队伍行至天津桥,这里是洛水之上,往年上元灯会最是繁华之地,此刻唯有寒风呼啸,洛水呜咽。桥头,早已有数十位白发苍苍的耆老等候在此,他们身着最庄重的礼服,手持香烛祭品,在礼部官员引导下,向灵柩方向跪拜行礼。他们是洛阳及周边德高望重的长者,代表着“民望”。一位百岁人瑞,在儿孙搀扶下,颤巍巍上前,将一杯水酒缓缓洒在桥头,老泪纵横,用嘶哑的声音高声道:“皇天不仁,夺我贤孙!殿下仁德,泽被苍生,小民等无以为报,唯以此浊酒,敬献灵前,祈殿下早登极乐,护我大周……” 言罢,俯身长拜,涕泗横流。身后耆老与周围百姓,无不随之叩首,悲声大作。这民间自发的、超越了礼制规范的祭奠,以其最质朴真挚的情感,为这场国葬增添了一份沉甸甸的人心分量。

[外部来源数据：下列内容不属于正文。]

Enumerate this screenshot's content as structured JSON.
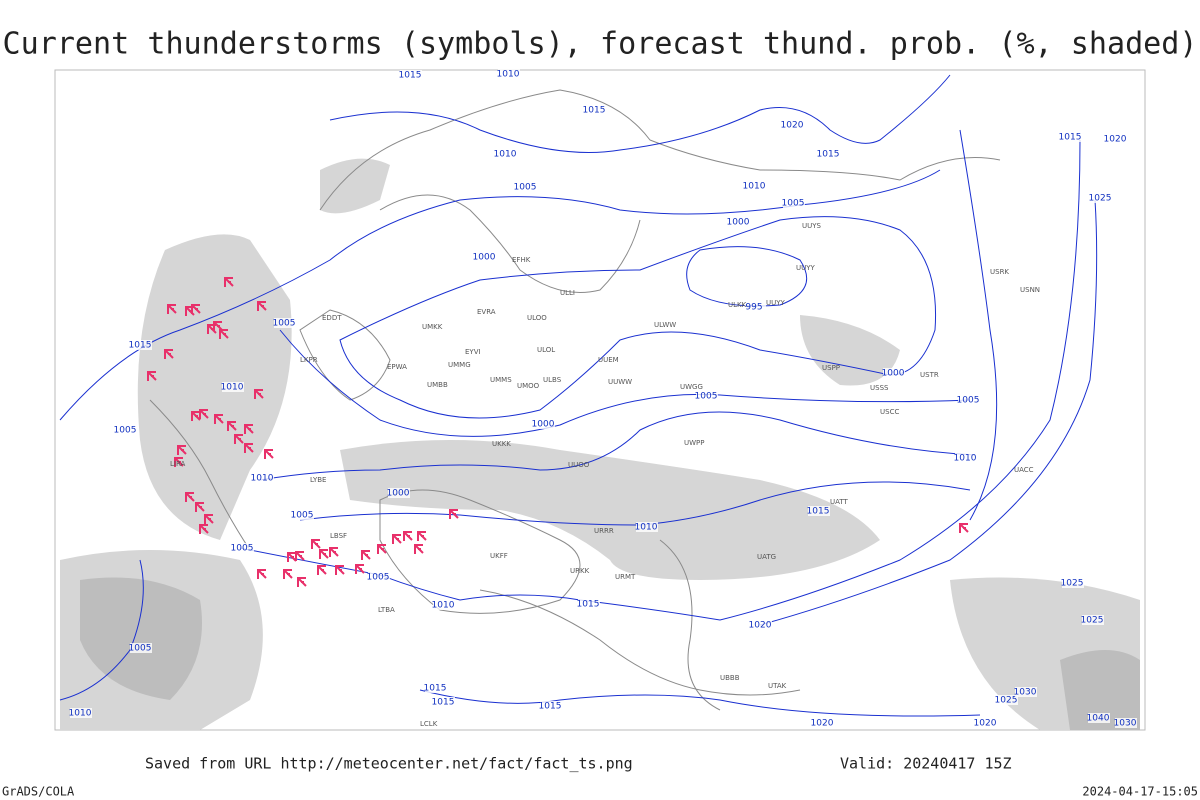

更有许多太学生、国子监生徒,自发组织起来,身着素服,手捧书卷,默默跪在街道两侧。他们中许多人,曾听过太孙讲学,或仰慕其名。一位年轻学子忽然站起身,对着灵柩方向,用尽全力朗诵起《诗经·蓼莪》:“蓼蓼者莪,匪莪伊蒿。哀哀父母,生我劬劳……” 声音清越而悲怆,在寒风中传开。随即,更多的学子加入,齐声朗诵,声震长街:“……父兮生我,母兮鞠我。抚我畜我,长我育我,顾我复我,出入腹我。欲报之德,昊天罔极!” 这悼念父母养育之恩的诗篇,此刻用来哀悼一位“民之父母”般的未来君主,更是字字泣血,闻者无不落泪。苏琬望着那些年轻而悲戚的面孔,心中恻然。这些学子,本应是帝国的未来,他们此刻的悲痛,何尝不是对未来导师、同道者逝去的深切哀悼?
队伍继续前行,哀乐与哭声交织,白色的人流与素缟的仪仗,在冬日的洛阳城中,构成一幅宏大、肃穆、悲怆到极致的画卷。沿途,不断有百姓将准备好的纸钱、香烛默默放在路边,更有许多人家,在门前设下香案,摆上清水、饭食,默默祭拜。整个洛阳城,仿佛都沉浸在一种集体性的、真诚的哀伤之中。这份哀伤,超越了政治,超越了阶层,是人们对“美好事物骤然破碎”最本能的痛惜。
终于,队伍抵达定鼎门外。这里,巨大的灵车早已准备就绪,将由御马牵引,经官道前往昭陵。更庞大的送葬队伍——包括更多宗室、外戚、勋贵、地方州府代表、甚至一些接到消息后快马加鞭赶到的羁縻州府使者、友好邦国使节——将在此汇合,组成一支更加庞大的队伍,护送灵柩完成最后一段旅程。